Птичка тари - Ренделл Рут. Страница 36
Вскоре миссис Сперделл, для разминки поднявшись пешком по лестнице, вошла в спальню, чтобы повесить драгоценное пальто. Лиза продолжала работать. Вернувшись в кабинет, — только чтобы почистить ковер, разумеется, — она подумала, не рискнуть ли взять почитать какую-нибудь книгу. Догадается ли мистер Сперделл, что одна книга пропала? Если одна книга исчезнет всего на два дня? Ей очень хотелось бы прочитать жизнеописание Элизабет Барретт Браунинг.

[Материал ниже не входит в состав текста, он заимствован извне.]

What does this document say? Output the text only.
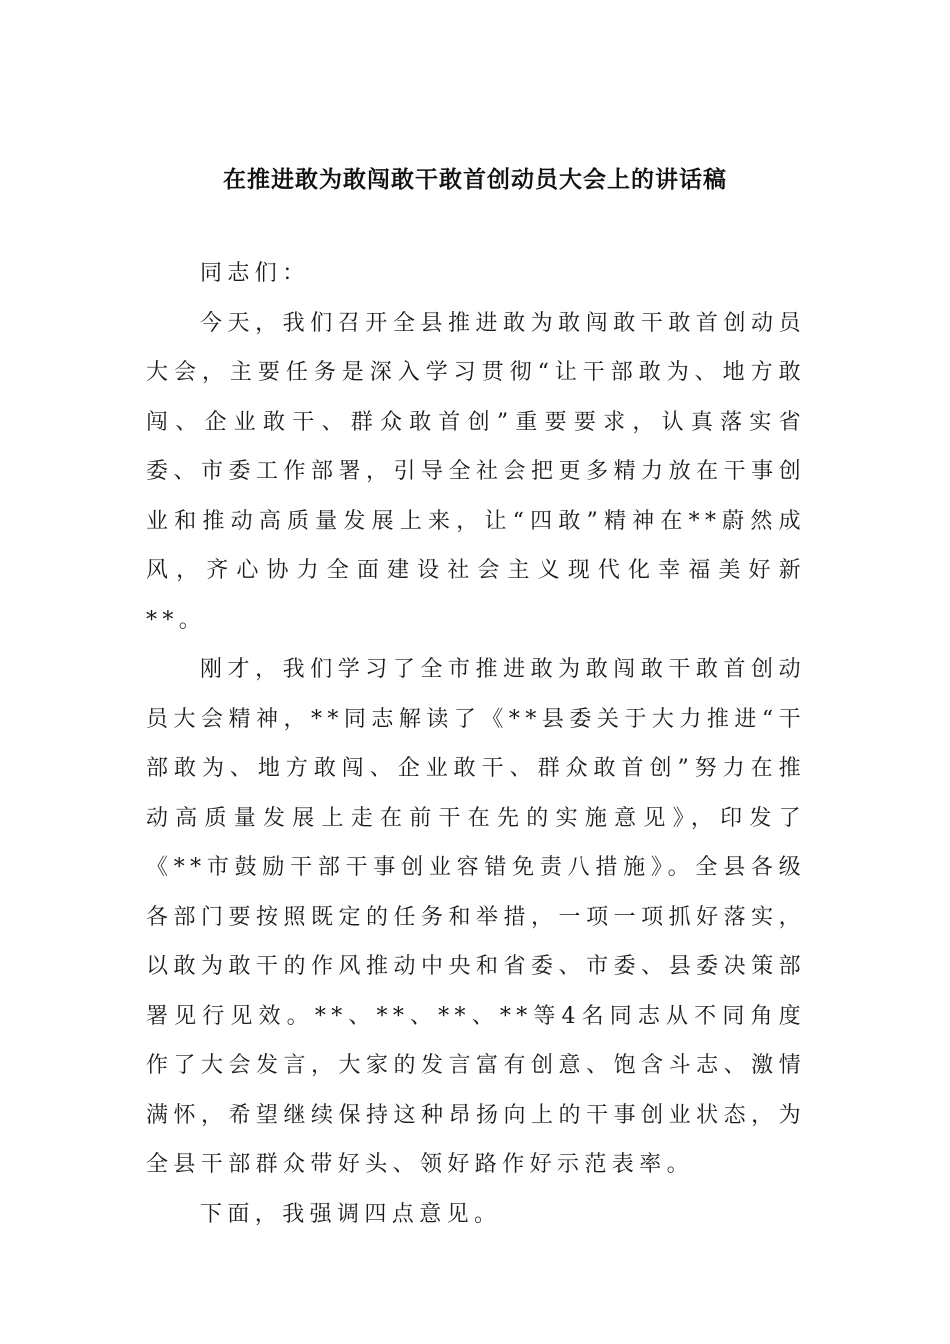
在推进敢为敢闯敢干敢首创动员大会上的讲话稿

同志们：

今天，我们召开全县推进敢为敢闯敢干敢首创动员大会，主要任务是深入学习贯彻“让干部敢为、地方敢闯、企业敢干、群众敢首创”重要要求，认真落实省委、市委工作部署，引导全社会把更多精力放在干事创业和推动高质量发展上来，让“四敢”精神在**蔚然成风，齐心协力全面建设社会主义现代化幸福美好新**。

刚才，我们学习了全市推进敢为敢闯敢干敢首创动员大会精神，**同志解读了《**县委关于大力推进“干部敢为、地方敢闯、企业敢干、群众敢首创”努力在推动高质量发展上走在前干在先的实施意见》，印发了《**市鼓励干部干事创业容错免责八措施》。全县各级各部门要按照既定的任务和举措，一项一项抓好落实，以敢为敢干的作风推动中央和省委、市委、县委决策部署见行见效。**、**、**、**等4名同志从不同角度作了大会发言，大家的发言富有创意、饱含斗志、激情满怀，希望继续保持这种昂扬向上的干事创业状态，为全县干部群众带好头、领好路作好示范表率。

下面，我强调四点意见。
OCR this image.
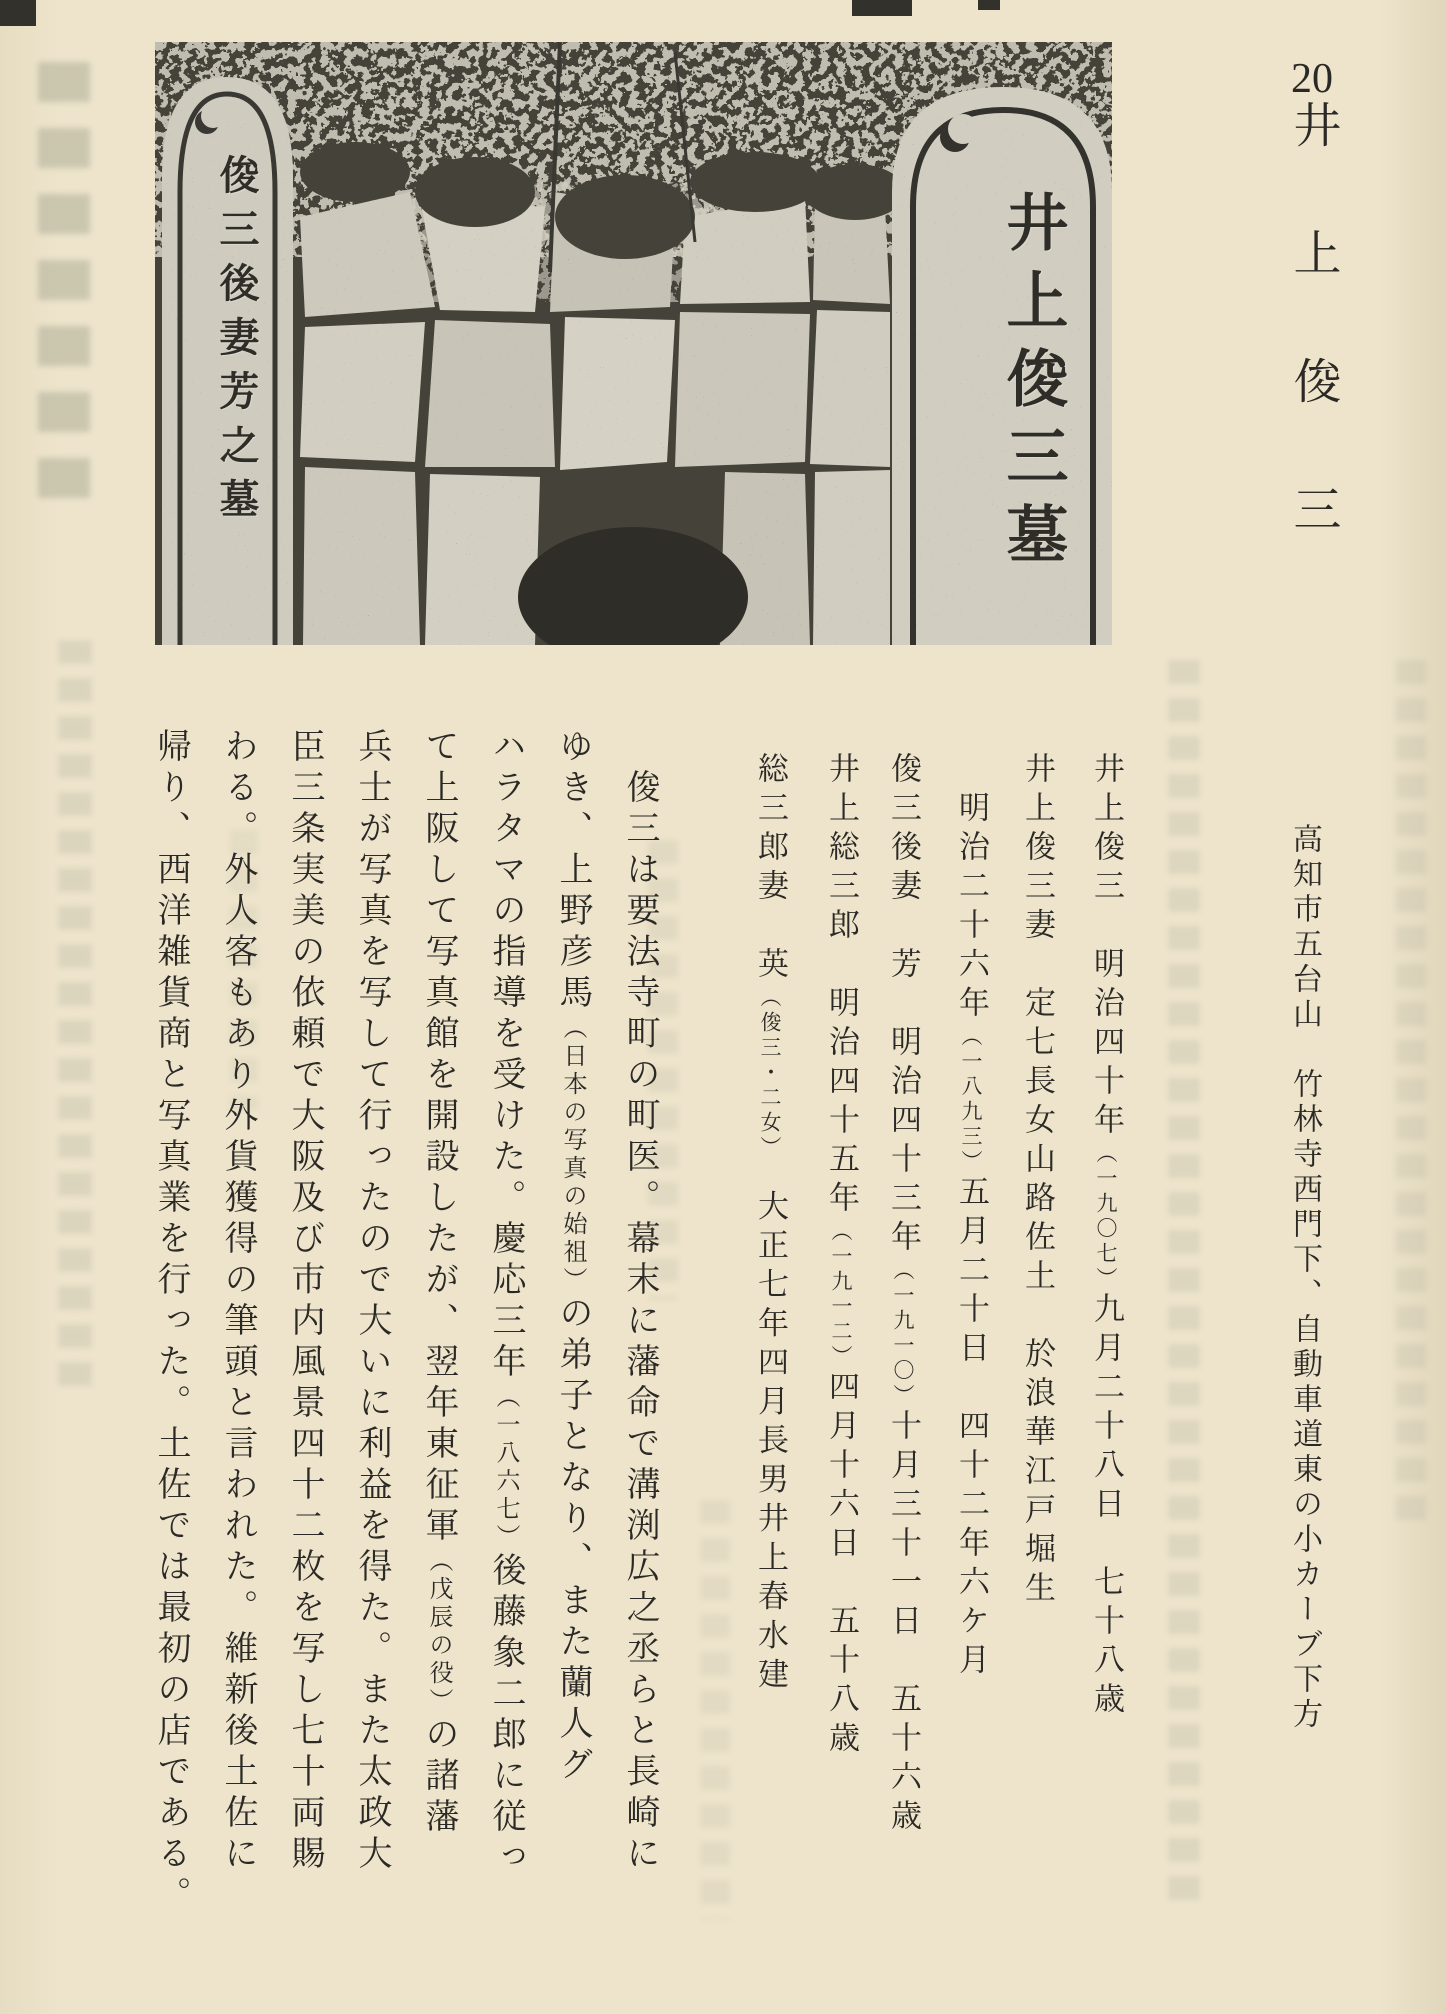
井上俊三墓
俊三後妻芳之墓
20井上俊三
高知市五台山　竹林寺西門下、自動車道東の小カーブ下方
井上俊三　明治四十年（一九〇七）九月二十八日　七十八歳
井上俊三妻　定七長女山路佐土　於浪華江戸堀生
明治二十六年（一八九三）五月二十日　四十二年六ケ月
俊三後妻　芳　明治四十三年（一九一〇）十月三十一日　五十六歳
井上総三郎　明治四十五年（一九一二）四月十六日　五十八歳
総三郎妻　英（俊三・二女）　大正七年四月長男井上春水建
俊三は要法寺町の町医。幕末に藩命で溝渕広之丞らと長崎に
ゆき、上野彦馬（日本の写真の始祖）の弟子となり、また蘭人グ
ハラタマの指導を受けた。慶応三年（一八六七）後藤象二郎に従っ
て上阪して写真館を開設したが、翌年東征軍（戊辰の役）の諸藩
兵士が写真を写して行ったので大いに利益を得た。また太政大
臣三条実美の依頼で大阪及び市内風景四十二枚を写し七十両賜
わる。外人客もあり外貨獲得の筆頭と言われた。維新後土佐に
帰り、西洋雑貨商と写真業を行った。土佐では最初の店である。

Когда она познакомилась с Шоном, она читала «Португальские сонеты» и запомнила некоторые. («Как я люблю тебя? Неизмеримо».) Поставив мысленно себя на место мистера Сперделла, так сказать сунув ноги в его шлепанцы, — шлепанцы его и на самом деле стояли рядышком под столом, — Лиза решила, что да, она узнала бы, если бы пропала ее книга. Если бы только у нее были какие-нибудь книги, если бы…
Миссис Сперделл расплатилась с ней за утреннюю работу. Она всегда делала это неохотно, медлила, выбирая из пачки денег в своей сумочке самые старые и мятые пятифунтовые бумажки и никогда не давая десятифунтовых. Остаток суммы она отдавала мелочью, двадцати — и десяти — и даже двухпенсовыми монетами. На этот раз она превзошла самую себя, дав Лизе целых семь фунтов по пятьдесят, десять и пять пенсов и заставив ее дожидаться, пока она, выйдя из комнаты, отыскивала пятерку. В конце концов она вернулась с банкнотой, изношенной и помятой бумажкой, которая была наполовину разорвана и склеена скотчем.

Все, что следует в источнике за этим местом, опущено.